Checking alcohol and drugsUsing alcohol or other drugs to ‘self-medicate’ stress and emotional problems is a widely accepted part of student (and wider) culture, but can often cause problems. Realistic strategies for addressing problematic alcohol and drug use are an important strategy for combating depression.
Making it worse not better
Do you self medicate with alcohol or drugs, including nicotine or overuse of caffeine? If so, you know you’re not alone! Heavy alcohol use, in particular, is entrenched in student and wider UK culture. This creates a win-win situation for depression – excessive alcohol and drug consumption is likely to make you feel worse not better, and a recent study of UK students* showed that not drinking can also lead to isolation and depression. Even low-level drugs, like nicotine and caffeine, can contribute to depression by making sleep problems worse.
Small quantities of alcohol do initially briefly lift mood levels BUT larger amounts of alcohol tend to have a chemically depressive effect. Our bodies learn to tolerate alcohol, so greater and greater quantities are needed to provide the brief mood lift.
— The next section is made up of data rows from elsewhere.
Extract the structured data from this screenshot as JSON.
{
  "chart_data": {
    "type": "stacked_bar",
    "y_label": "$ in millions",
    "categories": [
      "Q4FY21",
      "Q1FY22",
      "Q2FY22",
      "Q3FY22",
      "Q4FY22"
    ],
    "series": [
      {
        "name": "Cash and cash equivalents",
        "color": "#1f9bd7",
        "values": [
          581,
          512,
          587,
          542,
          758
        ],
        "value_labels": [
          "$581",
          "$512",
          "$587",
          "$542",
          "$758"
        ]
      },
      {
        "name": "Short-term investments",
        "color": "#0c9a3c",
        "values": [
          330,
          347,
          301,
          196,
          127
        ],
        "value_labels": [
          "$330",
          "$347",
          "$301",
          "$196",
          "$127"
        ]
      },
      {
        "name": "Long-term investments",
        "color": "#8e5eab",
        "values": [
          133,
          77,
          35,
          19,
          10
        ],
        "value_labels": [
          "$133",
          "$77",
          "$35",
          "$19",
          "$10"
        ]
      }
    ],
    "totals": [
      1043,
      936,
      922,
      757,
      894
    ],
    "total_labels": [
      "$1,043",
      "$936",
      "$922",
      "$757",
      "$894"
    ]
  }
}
When heavy alcohol use is seen as ‘normal’ some of the real dangers are less recognised. Heavy alcohol consumption comes with many other risks in addition to depression:
Alcohol loosens inhibitions and increases impulsivity, raising the risk that someone might impulsively enact suicidal thoughts or behave in other self-harming or risky ways.
Drinking heavily to try to get to sleep makes things worse, because alcohol disrupts quality sleep and makes sleep problems worse in the long run. Alcohol can also interact unfavourably with antidepressant medication.
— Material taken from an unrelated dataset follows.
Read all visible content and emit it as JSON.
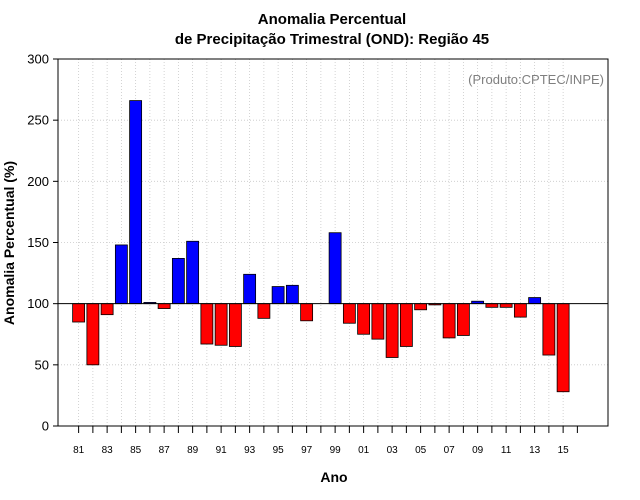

Drug use is built into cultural practices through rituals such as tea and coffee drinking – and heavy use is increasingly promoted through caffeine-based ‘soft’ drinks. Even these culturally-accepted drugs can potentially contribute to depression, through their effect on sleep. Similarly, in addition to the obvious long-term health risks, nicotine disrupts healthy sleep.
Besides the obvious perils of addiction, heavy use of other drugs such as opioids (heroin etc), amphetamines (and related drugs), cocaine, ecstasy and LSD all have potential risks in withdrawal of lowering of mood and triggering depression, as well as of suicidal thoughts.
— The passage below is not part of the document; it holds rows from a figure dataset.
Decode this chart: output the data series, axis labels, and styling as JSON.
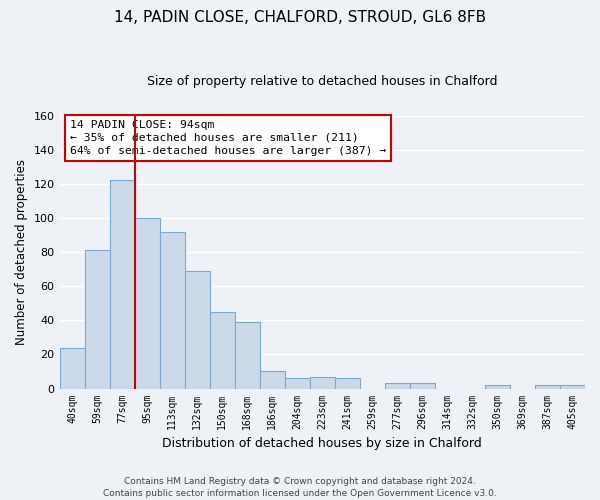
{
  "title": "14, PADIN CLOSE, CHALFORD, STROUD, GL6 8FB",
  "subtitle": "Size of property relative to detached houses in Chalford",
  "xlabel": "Distribution of detached houses by size in Chalford",
  "ylabel": "Number of detached properties",
  "bin_labels": [
    "40sqm",
    "59sqm",
    "77sqm",
    "95sqm",
    "113sqm",
    "132sqm",
    "150sqm",
    "168sqm",
    "186sqm",
    "204sqm",
    "223sqm",
    "241sqm",
    "259sqm",
    "277sqm",
    "296sqm",
    "314sqm",
    "332sqm",
    "350sqm",
    "369sqm",
    "387sqm",
    "405sqm"
  ],
  "bar_heights": [
    24,
    81,
    122,
    100,
    92,
    69,
    45,
    39,
    10,
    6,
    7,
    6,
    0,
    3,
    3,
    0,
    0,
    2,
    0,
    2,
    2
  ],
  "bar_color": "#ccd9e8",
  "bar_edge_color": "#7aaad0",
  "vline_x": 2.5,
  "vline_color": "#cc0000",
  "annotation_text_line1": "14 PADIN CLOSE: 94sqm",
  "annotation_text_line2": "← 35% of detached houses are smaller (211)",
  "annotation_text_line3": "64% of semi-detached houses are larger (387) →",
  "annotation_box_color": "#ffffff",
  "annotation_edge_color": "#cc0000",
  "ylim": [
    0,
    160
  ],
  "yticks": [
    0,
    20,
    40,
    60,
    80,
    100,
    120,
    140,
    160
  ],
  "footer_line1": "Contains HM Land Registry data © Crown copyright and database right 2024.",
  "footer_line2": "Contains public sector information licensed under the Open Government Licence v3.0.",
  "background_color": "#eef2f7",
  "grid_color": "#ffffff",
  "title_fontsize": 11,
  "subtitle_fontsize": 9
}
It is not possible to predict whether or when you might experience withdrawal effects, but if you are already affected by depression, especially suicidal thoughts, then these drugs are obviously especially risky.
When heavy drinking or drug taking is a cultural norm and there is a lot of pressure to conform, then not participating can be isolating – another contribution to depression.
Unless you have a serious addiction problem or your doctor has advised abstinence there is no need to be all-or-nothing about it – just make realistic goals for cutting down your consumption:
- There is no need to stop socialising! It can help to broaden your social activities – try to engage in some social activities which do not involve alcohol or drugs.
- On a night out, give yourself a budget for the night and only take that amount of cash with you.
- Stick with friends who do not pressurise each other too much and get your friends to support you in cutting down (you don’t have to give your reasons)
- If necessary work on building up new, constructive friendships and support networks.
- As a general strategy, you may want to take a step back and evaluate what role drug and alcohol habits play in student and wider culture and whether you wish to continue to sign up to the values this perpetuates.
Get help for addiction
If you do feel that you may have a problem with addiction, seek professional help from a specialist drug and alcohol agency (your doctor or counselling service can advise).